Eduardo Rodríguez Mazer (10 September 1902 – 18 July 1969) was a Chilean lawyer and Socialist Party politician.

== Biography ==
=== Family and education ===
He was born in Chillán to Miguel Antonio Rodríguez Fernández and Ana Luisa Mazer. He studied at the Colegio San Pedro Nolasco and the Liceo de Hombres de Chillán, later enrolling at the University of Chile School of Law, where he earned his law degree in 1952 with the thesis Las huelgas y los conflictos colectivos del trabajo.

He married Inés Goyenechea Zegarra in Antofagasta in 1940.

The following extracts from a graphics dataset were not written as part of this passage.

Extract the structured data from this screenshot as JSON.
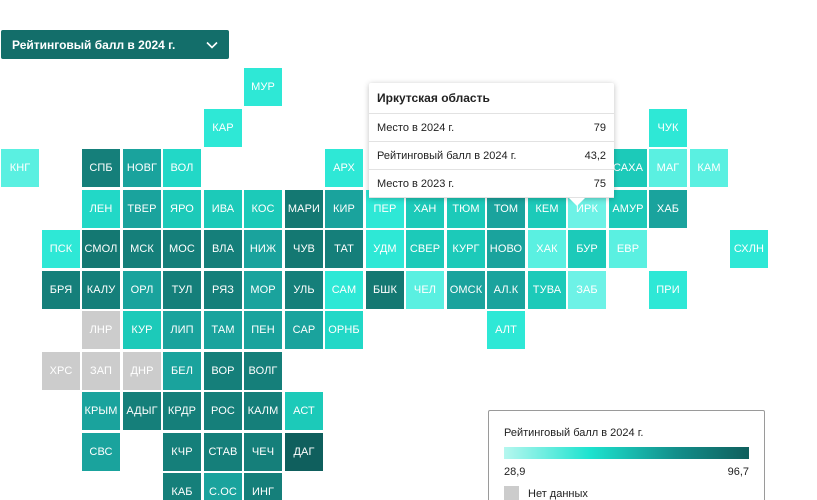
{
  "selector": {
    "label": "Рейтинговый балл в 2024 г."
  },
  "regions": [
    {
      "label": "МУР",
      "c": 6,
      "r": 0,
      "color": "#2ee8d6"
    },
    {
      "label": "КАР",
      "c": 5,
      "r": 1,
      "color": "#2ee8d6"
    },
    {
      "label": "КНГ",
      "c": 0,
      "r": 2,
      "color": "#5af0e1"
    },
    {
      "label": "СПБ",
      "c": 2,
      "r": 2,
      "color": "#157f7a"
    },
    {
      "label": "НОВГ",
      "c": 3,
      "r": 2,
      "color": "#1aa39d"
    },
    {
      "label": "ВОЛ",
      "c": 4,
      "r": 2,
      "color": "#22d8c7"
    },
    {
      "label": "АРХ",
      "c": 8,
      "r": 2,
      "color": "#2ee8d6"
    },
    {
      "label": "САХА",
      "c": 15,
      "r": 2,
      "color": "#1ccab9"
    },
    {
      "label": "МАГ",
      "c": 16,
      "r": 2,
      "color": "#5af0e1"
    },
    {
      "label": "КАМ",
      "c": 17,
      "r": 2,
      "color": "#5af0e1"
    },
    {
      "label": "ЧУК",
      "c": 16,
      "r": 1,
      "color": "#2ee8d6"
    },
    {
      "label": "ЛЕН",
      "c": 2,
      "r": 3,
      "color": "#22d8c7"
    },
    {
      "label": "ТВЕР",
      "c": 3,
      "r": 3,
      "color": "#1aa39d"
    },
    {
      "label": "ЯРО",
      "c": 4,
      "r": 3,
      "color": "#1ccab9"
    },
    {
      "label": "ИВА",
      "c": 5,
      "r": 3,
      "color": "#1ccab9"
    },
    {
      "label": "КОС",
      "c": 6,
      "r": 3,
      "color": "#1ccab9"
    },
    {
      "label": "МАРИ",
      "c": 7,
      "r": 3,
      "color": "#147872"
    },
    {
      "label": "КИР",
      "c": 8,
      "r": 3,
      "color": "#1aa39d"
    },
    {
      "label": "ПЕР",
      "c": 9,
      "r": 3,
      "color": "#2ee8d6"
    },
    {
      "label": "ХАН",
      "c": 10,
      "r": 3,
      "color": "#1ccab9"
    },
    {
      "label": "ТЮМ",
      "c": 11,
      "r": 3,
      "color": "#1ccab9"
    },
    {
      "label": "ТОМ",
      "c": 12,
      "r": 3,
      "color": "#1aa39d"
    },
    {
      "label": "КЕМ",
      "c": 13,
      "r": 3,
      "color": "#1ccab9"
    },
    {
      "label": "ИРК",
      "c": 14,
      "r": 3,
      "color": "#6df2e6"
    },
    {
      "label": "АМУР",
      "c": 15,
      "r": 3,
      "color": "#1ccab9"
    },
    {
      "label": "ХАБ",
      "c": 16,
      "r": 3,
      "color": "#1aa39d"
    },
    {
      "label": "ПСК",
      "c": 1,
      "r": 4,
      "color": "#2ee8d6"
    },
    {
      "label": "СМОЛ",
      "c": 2,
      "r": 4,
      "color": "#147872"
    },
    {
      "label": "МСК",
      "c": 3,
      "r": 4,
      "color": "#157f7a"
    },
    {
      "label": "МОС",
      "c": 4,
      "r": 4,
      "color": "#157f7a"
    },
    {
      "label": "ВЛА",
      "c": 5,
      "r": 4,
      "color": "#157f7a"
    },
    {
      "label": "НИЖ",
      "c": 6,
      "r": 4,
      "color": "#1aa39d"
    },
    {
      "label": "ЧУВ",
      "c": 7,
      "r": 4,
      "color": "#147872"
    },
    {
      "label": "ТАТ",
      "c": 8,
      "r": 4,
      "color": "#157f7a"
    },
    {
      "label": "УДМ",
      "c": 9,
      "r": 4,
      "color": "#2ee8d6"
    },
    {
      "label": "СВЕР",
      "c": 10,
      "r": 4,
      "color": "#1ccab9"
    },
    {
      "label": "КУРГ",
      "c": 11,
      "r": 4,
      "color": "#1ccab9"
    },
    {
      "label": "НОВО",
      "c": 12,
      "r": 4,
      "color": "#1aa39d"
    },
    {
      "label": "ХАК",
      "c": 13,
      "r": 4,
      "color": "#5af0e1"
    },
    {
      "label": "БУР",
      "c": 14,
      "r": 4,
      "color": "#1ccab9"
    },
    {
      "label": "ЕВР",
      "c": 15,
      "r": 4,
      "color": "#5af0e1"
    },
    {
      "label": "СХЛН",
      "c": 18,
      "r": 4,
      "color": "#2ee8d6"
    },
    {
      "label": "БРЯ",
      "c": 1,
      "r": 5,
      "color": "#157f7a"
    },
    {
      "label": "КАЛУ",
      "c": 2,
      "r": 5,
      "color": "#157f7a"
    },
    {
      "label": "ОРЛ",
      "c": 3,
      "r": 5,
      "color": "#1aa39d"
    },
    {
      "label": "ТУЛ",
      "c": 4,
      "r": 5,
      "color": "#157f7a"
    },
    {
      "label": "РЯЗ",
      "c": 5,
      "r": 5,
      "color": "#157f7a"
    },
    {
      "label": "МОР",
      "c": 6,
      "r": 5,
      "color": "#1aa39d"
    },
    {
      "label": "УЛЬ",
      "c": 7,
      "r": 5,
      "color": "#157f7a"
    },
    {
      "label": "САМ",
      "c": 8,
      "r": 5,
      "color": "#2ee8d6"
    },
    {
      "label": "БШК",
      "c": 9,
      "r": 5,
      "color": "#147872"
    },
    {
      "label": "ЧЕЛ",
      "c": 10,
      "r": 5,
      "color": "#5af0e1"
    },
    {
      "label": "ОМСК",
      "c": 11,
      "r": 5,
      "color": "#1aa39d"
    },
    {
      "label": "АЛ.К",
      "c": 12,
      "r": 5,
      "color": "#1aa39d"
    },
    {
      "label": "ТУВА",
      "c": 13,
      "r": 5,
      "color": "#1ccab9"
    },
    {
      "label": "ЗАБ",
      "c": 14,
      "r": 5,
      "color": "#6df2e6"
    },
    {
      "label": "ПРИ",
      "c": 16,
      "r": 5,
      "color": "#2ee8d6"
    },
    {
      "label": "ЛНР",
      "c": 2,
      "r": 6,
      "color": "#cccccc"
    },
    {
      "label": "КУР",
      "c": 3,
      "r": 6,
      "color": "#1ccab9"
    },
    {
      "label": "ЛИП",
      "c": 4,
      "r": 6,
      "color": "#1aa39d"
    },
    {
      "label": "ТАМ",
      "c": 5,
      "r": 6,
      "color": "#1aa39d"
    },
    {
      "label": "ПЕН",
      "c": 6,
      "r": 6,
      "color": "#1aa39d"
    },
    {
      "label": "САР",
      "c": 7,
      "r": 6,
      "color": "#1aa39d"
    },
    {
      "label": "ОРНБ",
      "c": 8,
      "r": 6,
      "color": "#22d8c7"
    },
    {
      "label": "АЛТ",
      "c": 12,
      "r": 6,
      "color": "#2ee8d6"
    },
    {
      "label": "ХРС",
      "c": 1,
      "r": 7,
      "color": "#cccccc"
    },
    {
      "label": "ЗАП",
      "c": 2,
      "r": 7,
      "color": "#cccccc"
    },
    {
      "label": "ДНР",
      "c": 3,
      "r": 7,
      "color": "#cccccc"
    },
    {
      "label": "БЕЛ",
      "c": 4,
      "r": 7,
      "color": "#1aa39d"
    },
    {
      "label": "ВОР",
      "c": 5,
      "r": 7,
      "color": "#157f7a"
    },
    {
      "label": "ВОЛГ",
      "c": 6,
      "r": 7,
      "color": "#157f7a"
    },
    {
      "label": "КРЫМ",
      "c": 2,
      "r": 8,
      "color": "#1aa39d"
    },
    {
      "label": "АДЫГ",
      "c": 3,
      "r": 8,
      "color": "#157f7a"
    },
    {
      "label": "КРДР",
      "c": 4,
      "r": 8,
      "color": "#157f7a"
    },
    {
      "label": "РОС",
      "c": 5,
      "r": 8,
      "color": "#157f7a"
    },
    {
      "label": "КАЛМ",
      "c": 6,
      "r": 8,
      "color": "#157f7a"
    },
    {
      "label": "АСТ",
      "c": 7,
      "r": 8,
      "color": "#1ccab9"
    },
    {
      "label": "СВС",
      "c": 2,
      "r": 9,
      "color": "#1aa39d"
    },
    {
      "label": "КЧР",
      "c": 4,
      "r": 9,
      "color": "#157f7a"
    },
    {
      "label": "СТАВ",
      "c": 5,
      "r": 9,
      "color": "#157f7a"
    },
    {
      "label": "ЧЕЧ",
      "c": 6,
      "r": 9,
      "color": "#157f7a"
    },
    {
      "label": "ДАГ",
      "c": 7,
      "r": 9,
      "color": "#0f5f5d"
    },
    {
      "label": "КАБ",
      "c": 4,
      "r": 10,
      "color": "#157f7a"
    },
    {
      "label": "С.ОС",
      "c": 5,
      "r": 10,
      "color": "#1aa39d"
    },
    {
      "label": "ИНГ",
      "c": 6,
      "r": 10,
      "color": "#157f7a"
    }
  ],
  "tooltip": {
    "title": "Иркутская область",
    "rows": [
      {
        "label": "Место в 2024 г.",
        "value": "79"
      },
      {
        "label": "Рейтинговый балл в 2024 г.",
        "value": "43,2"
      },
      {
        "label": "Место в 2023 г.",
        "value": "75"
      }
    ]
  },
  "legend": {
    "title": "Рейтинговый балл в 2024 г.",
    "min": "28,9",
    "max": "96,7",
    "nodata": "Нет данных",
    "gradient_colors": [
      "#b6f7ef",
      "#1de3cf",
      "#138f8b",
      "#0f5f5d"
    ],
    "nodata_color": "#cccccc"
  }
}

=== Professional career ===
Rodríguez served as inspector of the Internado Nacional Barros Arana (1921–1924), an official of the Ministry of Education (1929–1937), and local head of the Antofagasta gold washing operations (1940–1941).

He held various positions in the judiciary, beginning as secretary of the Conchalí Court (1945–1949). After receiving his law degree, he became secretary and then notary of Putaendo (1954), and later Notary and Registrar of Real Estate in Los Andes (1957–1961).

== Political career ==
He was a member of the Marxist Socialist Party, which merged in 1933 to form the current Socialist Party of Chile. Rodríguez served as secretary of the party’s first Central Committee, and was part of the regional leadership in Santiago and Antofagasta. He also founded the newspaper El Socialista, published in Antofagasta.

In the 1941 Chilean parliamentary election he was elected Deputy for the 22nd Departmental Group (Valdivia, La Unión, Río Bueno) for the 1941–1945 term, joining the Committee on Constitution, Legislation and Justice.

He was elected again in the 1949 Chilean parliamentary election, this time representing the 16th Departmental Group (Chillán, Bulnes, Yungay) for the 1949–1953 term, serving on the Committee on Foreign Relations.

== Bibliography ==
- Castillo Infante, Fernando. Diccionario Histórico y Biográfico de Chile. Zig-Zag, 6th ed., Santiago, 1996.
- Urzúa Valenzuela, Germán. Historia Política de Chile y su Evolución Electoral desde 1810 a 1992. Editorial Jurídica de Chile, 3rd ed., Santiago, 1992.